D-brane Physics and Noncommutative Yang-Mills Theory

TL;DR

This paper demonstrates the equivalence between D-brane physics in a background electromagnetic field and noncommutative Yang-Mills theory, clarifying the relationship between different limits and coordinate transformations in the context of string theory.

Contribution

It shows that the Sen-Seiberg limit for a D2-brane coincides with the noncommutative Yang-Mills limit and reinterprets coordinate changes as field redefinitions, simplifying the proof of their equivalence.

Findings

The Sen-Seiberg limit matches the noncommutative Yang-Mills limit for p=2.

Coordinate transformations can be viewed as field redefinitions of the Yang-Mills potential.

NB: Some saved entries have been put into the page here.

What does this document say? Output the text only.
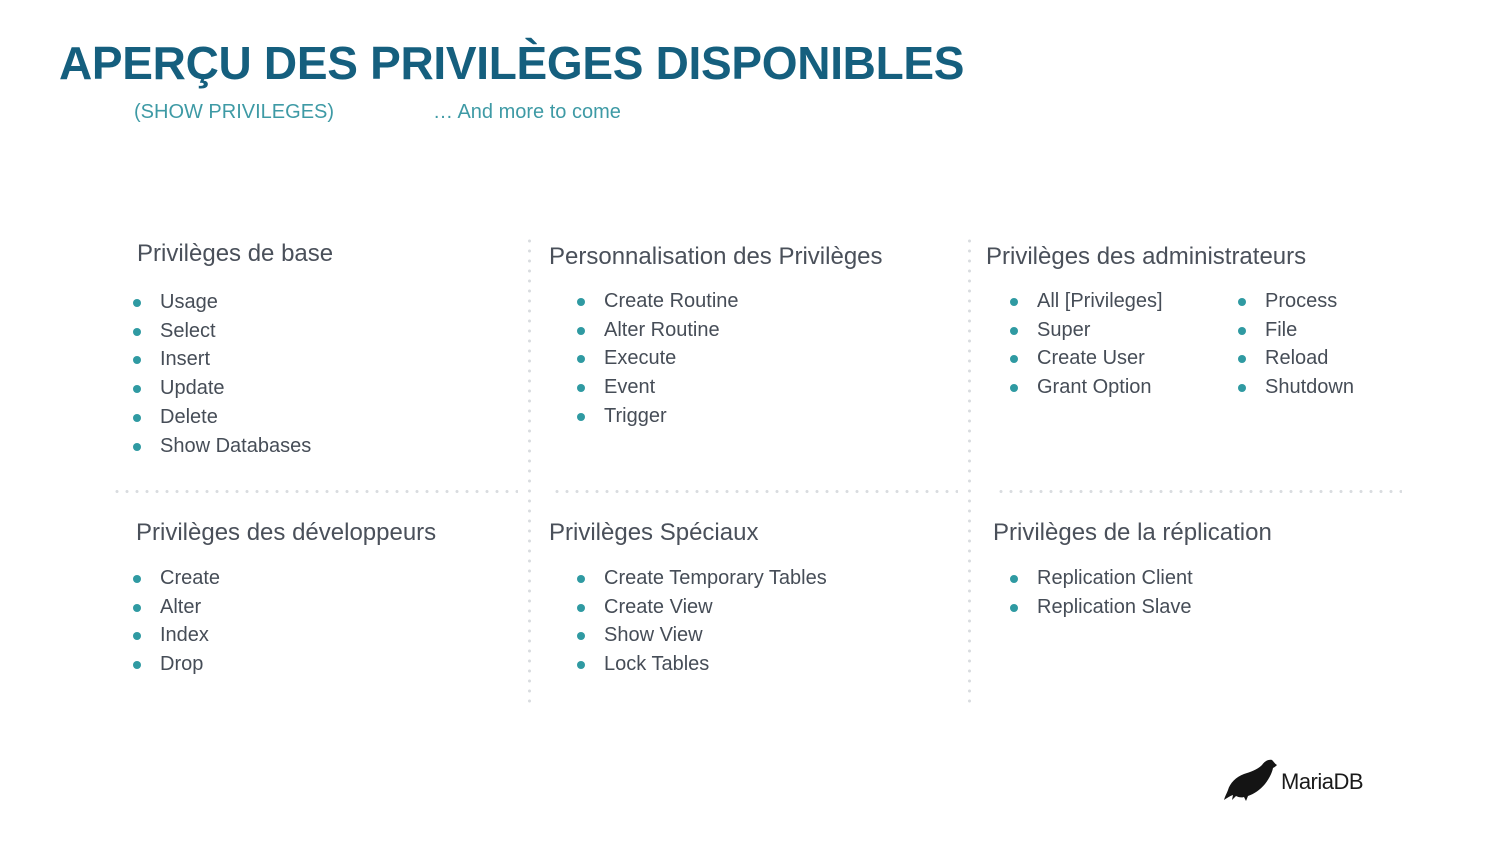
APERÇU DES PRIVILÈGES DISPONIBLES
(SHOW PRIVILEGES)	… And more to come
Privilèges de base
Usage
Select
Insert
Update
Delete
Show Databases
Personnalisation des Privilèges
Create Routine
Alter Routine
Execute
Event
Trigger
Privilèges des administrateurs
All [Privileges]
Super
Create User
Grant Option
Process
File
Reload
Shutdown
Privilèges des développeurs
Create
Alter
Index
Drop
Privilèges Spéciaux
Create Temporary Tables
Create View
Show View
Lock Tables
Privilèges de la réplication
Replication Client
Replication Slave
MariaDB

The proof of equivalence between Born-Infeld and noncommutative Yang-Mills actions is streamlined.

Abstract

We discuss the physics of a single Dp-brane in the presence of a background electromagnetic field B_{ij}. It has recently been shown \cite{SW} that, in a specific \alpha ' \to 0 limit, the physics of the brane is correctly described by noncommutative Yang-Mills theory, where the noncommutative gauge potential is given explicitly in terms of the ordinary U(1) field. In a previous paper \cite{SC} the physics of a D2-brane was analyzed in the Sen-Seiberg limit of M(atrix) theory by considering a specific coordinate change on the brane world-volume. We show in this note that the limit considered in \cite{SC} is the same as the one described in \cite{SW}, in the specific case p=2, rk B_{ij} = 2. Moreover we show that the coordinate change in \cite{SC} can be reinterpreted, in the spirit of \cite{SW}, as a field redefinition of the ordinary Yang-Mills field, and we prove that the transformations agree for large backgrounds. The results are finally used to considerably streamline the proof of the equivalence of the standard Born-Infeld action with noncommutative Yang-Mills theory, in the large wave-length regime.